Carlos, you're ALMOST correct, but not 100% (as I found out last week when trying to clone a HD this way.)
First, it doesn't matter whether or not you use the /s switch, because if you copy C:\*.* you're going to copy the system files anyway.
Second (and the most important) is that files that are in use will not be copied. Thus, if you're attempting to clone the HD, there are some necessary Windows files that won't be copied. If you execute the same command from DOS, all of the files will be copied, but with the truncated DOS filenames.
After trying to work around this for an hour or two, I gave up and used Partition Magic to copy the partition to the new HD instead.

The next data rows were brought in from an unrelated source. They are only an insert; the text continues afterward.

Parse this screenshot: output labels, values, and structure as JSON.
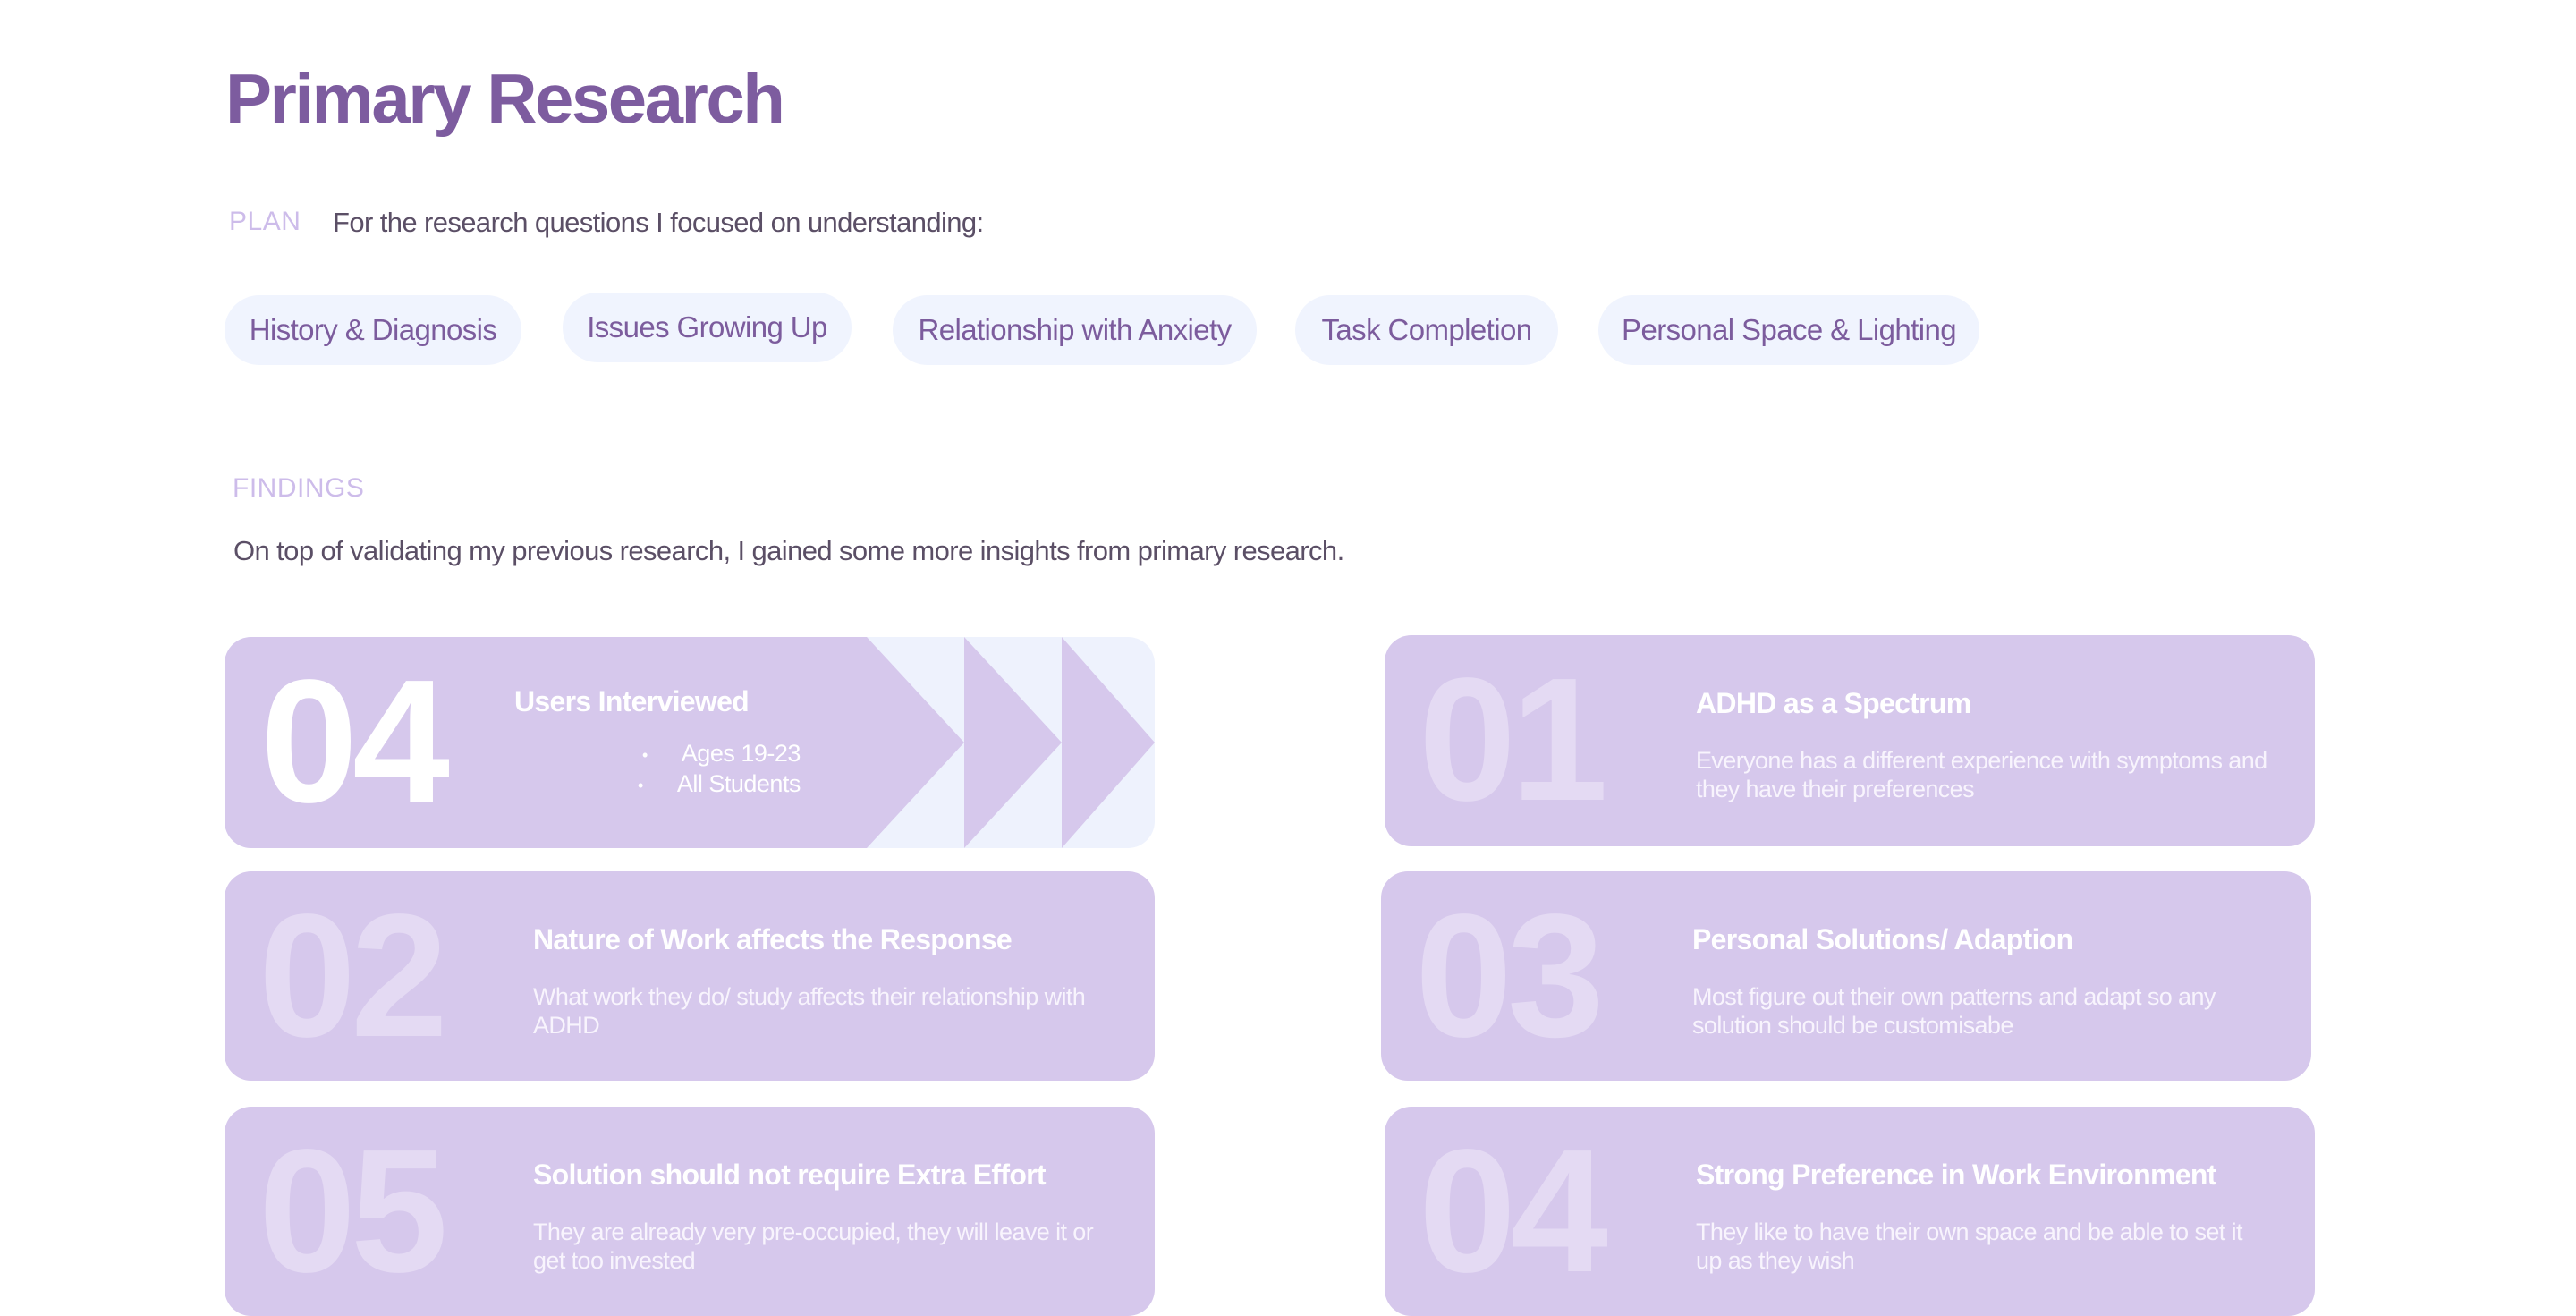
{
  "title": "Primary Research",
  "plan": {
    "label": "PLAN",
    "intro": "For the research questions I focused on understanding:",
    "topics": [
      "History & Diagnosis",
      "Issues Growing Up",
      "Relationship with Anxiety",
      "Task Completion",
      "Personal Space & Lighting"
    ]
  },
  "findings": {
    "label": "FINDINGS",
    "intro": "On top of validating my previous research, I gained some more insights from primary research.",
    "users": {
      "number": "04",
      "title": "Users Interviewed",
      "bullets": [
        "Ages 19-23",
        "All Students"
      ]
    },
    "cards": [
      {
        "number": "01",
        "title": "ADHD as a Spectrum",
        "description": "Everyone has a different experience with symptoms and they have their preferences"
      },
      {
        "number": "02",
        "title": "Nature of Work affects the Response",
        "description": "What work they do/ study affects their relationship with ADHD"
      },
      {
        "number": "03",
        "title": "Personal Solutions/ Adaption",
        "description": "Most figure out their own patterns and adapt so any solution should be customisabe"
      },
      {
        "number": "05",
        "title": "Solution should not require Extra Effort",
        "description": "They are already very pre-occupied, they will leave it or get too invested"
      },
      {
        "number": "04",
        "title": "Strong Preference in Work Environment",
        "description": "They like to have their own space and be able to set it up as they wish"
      }
    ]
  },
  "colors": {
    "title": "#7d5c9f",
    "card": "#d6c8ec",
    "chip": "#f0f4fe",
    "label": "#cdbcea"
  }
}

If you can live with the shortened filenames, use xcopy32 from DOS. If you're just copying directories that are not currently in use, use it from a DOS prompt in Windows and it will preserve the long filenames.
Hope this helps.
Dave

Okay when I plug in the other hard drive and have the jumpers set to slave it boots up instead of using the drive with windows on it and the drive that I hook up has nothing on it and has an error when starting like invaild system disk or something I will have to plug it in and let you know the exact error message will I still be able to use this drive and also it has like 6 partitions on it I got it from a friend how do I get rid of them after formatting I know that I'm suppose to use fdisk I think but can I delete un needed ones as well as creating just one on the drive
thanx for all your help

The message with the name brandon is the same person as slaving hard drives and I'm the one asking for help so you didn't think that it was a reply to the question I was replying to all the answers thanx for all the help once again

Brandon, you need to fdisk first, then format.
From the How-To's on the left:
Hope this helps.
Dave

You say when you set your new drive up as slave the computer tries to boot from it even though your other drive is set up as master and has windows installed on it?
If so, it's most likely your old drive is master on the secondary IDE port and your new one is slave on the primary. Either that or you have a really weird boot sequence in cmos.
Better fix that first or you might end up partitioning and formatting the wrong drive.